When Mortensen stops at a work site to get a drink of water, he has an uneasy, unresolved conversation with the engineer overseeing the site, then quenches his thirst by drinking water with the help of a ladle. Meanwhile, the wind blows powerfully, we hear the tent and his clothes flapping (the pinpointed sound design again), and the water spills clumsily every so often on his uniform. Even a simple act such as drinking water becomes charged with maladroitness. This feeling comes to a head in the second section of the film, when Mortensen, now without horse or rifle, has to make his way by foot across a harsh and forbidding terrain of rock. He struggles across the landscape with painful slowness, slipping frequently, his boots sliding, not taking hold on the smooth stones. At moments like these, I had a strong feeling of cinema’s ‘missing images’—of all the roughnesses smoothed out, rendered invisible, in all the classical cinema I love …
There was a terrific and unpredictable joint Q&A with Alonso and Mortensen; they clearly have a great affection for each other. Alonso gave a lovely, succinct reason for why he makes films (“in order to learn about places and about cinema”), and Mortensen praised Alonso’s modesty, the sharpness of his eye and ear, and, most interestingly, “the luck he attracts while shooting,” by which he meant Alonso’s ability to catch or nail a shot even when so much depended on elements, such as the weather, that were outside his control.
— At this time of the semester when faculty are grading furiously, here is Jon Wu’s classic McSweeney’s piece, “A Generic College Paper”. (Via Sudhir Mahadevan.)
— Great news: A critic I admire, Christoph Huber, has started a film blog. (Via David Hudson.)
— A 2010 conversation between Chris Fujiwara and Pedro Costa. (Via Abhirup Maitra.)
— A 2009 essay by Jonathan Rosenbaum, “Sexism in the French New Wave”.
— James Quandt’s essay on Godard, part of the programme notes for the massive TIFF retrospective, “Godard Forever: Part Two”. (Click on the link labelled “Programmer’s Essay”.)
— Brad Stevens on novelisations of films.
— Matt Zoller Seitz remembers the recently deceased L.M. “Kit” Carson.
— Michael Sicinski on Peter Watkins’ 14-hour-plus documentary The Journey (1987).
— Boris Nelepo’s piece on Alain Resnais’ Life of Riley, from a few months ago, now that the film has arrived on these shores.
— At The Guardian: “Transrealism: the first major literary movement of the 21st century?” (Via Scott Balcerzak.)
— Roy Andersson’s commercials, on YouTube. (Via Richard Porton.)

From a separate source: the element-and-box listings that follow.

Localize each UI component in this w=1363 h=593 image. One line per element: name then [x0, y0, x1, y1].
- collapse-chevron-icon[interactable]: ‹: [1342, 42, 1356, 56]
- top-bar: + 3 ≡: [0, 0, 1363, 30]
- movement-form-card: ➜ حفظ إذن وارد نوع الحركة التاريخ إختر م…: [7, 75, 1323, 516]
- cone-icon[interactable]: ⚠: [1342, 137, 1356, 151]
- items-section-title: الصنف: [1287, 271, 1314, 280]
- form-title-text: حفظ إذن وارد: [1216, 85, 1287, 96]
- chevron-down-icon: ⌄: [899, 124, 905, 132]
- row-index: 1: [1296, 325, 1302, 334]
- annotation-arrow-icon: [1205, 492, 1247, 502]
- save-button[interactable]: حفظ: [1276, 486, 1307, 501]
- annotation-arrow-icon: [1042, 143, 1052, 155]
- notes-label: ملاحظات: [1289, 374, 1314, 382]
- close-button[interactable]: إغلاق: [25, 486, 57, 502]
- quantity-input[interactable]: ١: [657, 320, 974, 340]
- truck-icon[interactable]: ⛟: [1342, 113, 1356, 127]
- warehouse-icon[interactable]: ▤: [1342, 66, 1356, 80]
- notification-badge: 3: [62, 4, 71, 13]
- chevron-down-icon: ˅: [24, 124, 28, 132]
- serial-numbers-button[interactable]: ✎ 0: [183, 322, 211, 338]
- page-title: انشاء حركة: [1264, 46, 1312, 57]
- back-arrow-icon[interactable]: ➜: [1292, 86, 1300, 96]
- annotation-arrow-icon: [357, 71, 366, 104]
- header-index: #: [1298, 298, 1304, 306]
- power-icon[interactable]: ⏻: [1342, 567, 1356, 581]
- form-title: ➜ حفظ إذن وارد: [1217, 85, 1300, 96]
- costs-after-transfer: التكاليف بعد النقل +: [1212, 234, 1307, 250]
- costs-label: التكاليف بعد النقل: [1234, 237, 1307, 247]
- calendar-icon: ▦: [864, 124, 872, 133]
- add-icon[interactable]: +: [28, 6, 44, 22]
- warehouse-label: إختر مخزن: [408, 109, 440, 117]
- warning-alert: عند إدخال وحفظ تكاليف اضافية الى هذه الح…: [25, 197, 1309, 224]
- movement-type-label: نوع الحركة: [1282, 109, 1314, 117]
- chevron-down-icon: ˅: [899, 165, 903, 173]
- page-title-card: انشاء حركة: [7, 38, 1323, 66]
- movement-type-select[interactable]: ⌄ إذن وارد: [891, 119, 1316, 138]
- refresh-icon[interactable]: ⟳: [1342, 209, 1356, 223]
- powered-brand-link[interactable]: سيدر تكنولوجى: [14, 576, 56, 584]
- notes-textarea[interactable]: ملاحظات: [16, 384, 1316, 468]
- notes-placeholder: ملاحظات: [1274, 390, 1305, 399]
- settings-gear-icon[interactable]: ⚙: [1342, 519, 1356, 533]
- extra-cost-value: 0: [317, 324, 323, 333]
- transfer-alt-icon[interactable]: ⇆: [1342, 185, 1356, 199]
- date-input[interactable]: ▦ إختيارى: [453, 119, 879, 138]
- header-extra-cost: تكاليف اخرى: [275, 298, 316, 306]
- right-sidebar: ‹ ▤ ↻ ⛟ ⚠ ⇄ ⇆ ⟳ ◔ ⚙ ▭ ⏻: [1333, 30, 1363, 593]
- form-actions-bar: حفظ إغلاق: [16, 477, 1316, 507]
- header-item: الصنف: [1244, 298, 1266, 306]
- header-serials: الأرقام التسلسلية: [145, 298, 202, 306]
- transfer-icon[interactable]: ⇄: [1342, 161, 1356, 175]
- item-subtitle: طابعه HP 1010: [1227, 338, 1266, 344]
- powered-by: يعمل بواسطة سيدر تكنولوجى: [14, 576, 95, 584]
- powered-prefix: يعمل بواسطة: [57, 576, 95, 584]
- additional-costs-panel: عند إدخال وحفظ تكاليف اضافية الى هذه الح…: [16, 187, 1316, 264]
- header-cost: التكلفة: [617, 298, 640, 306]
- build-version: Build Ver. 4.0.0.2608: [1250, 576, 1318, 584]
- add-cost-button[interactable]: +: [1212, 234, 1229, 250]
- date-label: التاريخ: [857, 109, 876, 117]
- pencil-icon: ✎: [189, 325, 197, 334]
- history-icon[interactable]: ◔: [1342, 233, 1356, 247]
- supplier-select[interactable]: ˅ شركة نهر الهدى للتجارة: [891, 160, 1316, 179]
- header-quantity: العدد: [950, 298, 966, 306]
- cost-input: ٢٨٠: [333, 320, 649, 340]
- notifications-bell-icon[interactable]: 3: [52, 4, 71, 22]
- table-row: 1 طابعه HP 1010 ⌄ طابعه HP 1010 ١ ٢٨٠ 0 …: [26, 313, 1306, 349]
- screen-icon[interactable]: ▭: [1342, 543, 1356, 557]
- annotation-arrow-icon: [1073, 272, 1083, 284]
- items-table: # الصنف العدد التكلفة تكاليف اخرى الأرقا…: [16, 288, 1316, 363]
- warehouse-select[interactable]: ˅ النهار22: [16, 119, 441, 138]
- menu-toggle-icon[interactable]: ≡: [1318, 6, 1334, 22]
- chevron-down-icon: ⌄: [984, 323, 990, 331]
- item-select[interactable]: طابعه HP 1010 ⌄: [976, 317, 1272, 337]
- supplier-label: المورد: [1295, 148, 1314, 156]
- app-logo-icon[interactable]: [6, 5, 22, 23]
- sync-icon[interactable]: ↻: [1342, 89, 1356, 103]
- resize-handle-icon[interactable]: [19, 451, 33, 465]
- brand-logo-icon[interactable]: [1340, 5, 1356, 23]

— Dave Kehr has co-curated MoMA’s latest festival of film preservation, which features a number of rare and interesting items.
— A recent discovery: The Third Rail Quarterly.
— In the Washington Post: “If you’re lucky enough to earn a living from your art, you’re probably white”. (Via Jonathan Thomas.)
— In the New York Times: “The Disheartening GamerGate Campaign”.
— At Jacobin magazine: “In Mexico and elsewhere, neoliberalism isn’t a retreat of the state. It’s using the state to enrich the wealthy.” Also at Jacobin, two critiques of the new “sharing economy”: “Sharing and Caring”; and “Against Sharing”.
— On a personal note, I am looking forward to this concert by “experimental hip-hop” artists DJ Shadow and Cut Chemist in tribute to Afrika Bambaataa; I’ve long admired their work. From DJ Shadow’s website: “Using only vinyl pulled from Bambaataa’s historic collection – over 40,000 strong and permanently archived at Cornell University – DJ Shadow and Cut Chemist aim to present Bambaataa’s legacy in all its genre-busting and socially-minded complexity.”